Programs that adopt the second model are centered on intensive sobriety programming, often 12-step based, primarily delivered by unlicensed chemical dependency counselors. These programs may or may not include limited mental health diagnosis and treatment by licensed mental health professionals.

Programs that adopt the third model are centered on a mixed programming model in which mental health and chemical dependency programming are more balanced and where group therapy often led by trainees or interns may be emphasized at the expense of individual therapy and individual medication management by licensed mental health professionals.

Scientific Support for the Primary Mental Illness Model

A recent study published in England finds scientific support for the first model but not for the second and third models. This study evaluated the relationship between mental health status and alcohol use patterns in a group of 500 predominantly male untreated heavy drinkers over a span of 10 years. Study participants reported their drinking patterns and mental health status every two years. At each two year assessment, drinking patterns were measured by the reported number of “heavy drinking” days per month over the previous 12 months. Mental health status was determined by completion of a mental health questionnaire, with higher scores indicating better mental health.

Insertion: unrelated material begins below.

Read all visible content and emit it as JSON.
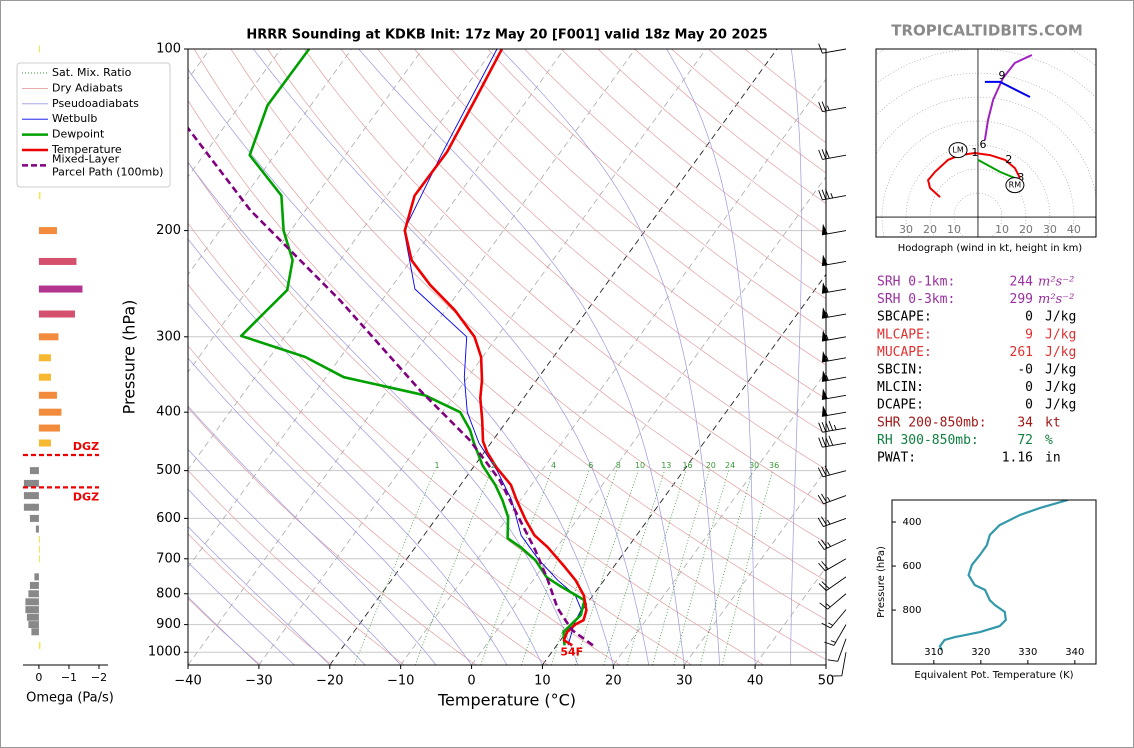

The results of the study found that mental health status predicted changes in drinking patterns over time. Results did not support the model that changes in drinking patterns predicted mental health status over time. Frequency of heavy drinking days did not predict subsequent changes in mental health scores. Data analysis also did not support the reciprocal model in which mental health changes and drinking pattern changes mutually influenced one another over time.

Those who had poorer mental health scores subsequently increased their frequency of heavy drinking, and those with better mental health scores subsequently reduced their frequency of heavy drinking. The authors conclude that “mental health is likely to be the dominant underlying process in the dynamic system.” (p. 692). These study findings are consistent with those of research on more moderate drinkers which find that mental health issues are a significant risk factor for subsequent alcohol abuse.

Implications for Choosing a Primary Mental Health Dual Diagnosis Treatment Program

Taken as a whole, these findings are supportive of dual diagnosis treatment programs that have a central focus on aggressive diagnosis and treatment of mental health conditions by qualified licensed mental health professionals and supervised interns. Psychological assessment should be conducted to evaluate for bipolar disorder, depression, anxiety disorders, psychosis, schizophrenia, schizoaffective disorder, attention-deficit hyperactivity disorder (ADHD), and other psychiatric disorders. Individual, group, and family therapy, medication management, and community interventions focused on the patient’s specific diagnosis all should be key components of optimal dual diagnosis treatment. Substance abuse education and information also must be incorporated throughout this programming, and specific substance abuse groups and community resources based on SMART Recovery and/or 12-Step should be included in the program.

References

Bell, S., Orford, J. et al. (2015). Heavy drinking days and mental health: An exploration of the dynamic 10year longitudinal relationship in a prospective cohort of untreated heavy drinkers. Alcoholism: Clinical and Experimental Research, 39 (4), 688-696.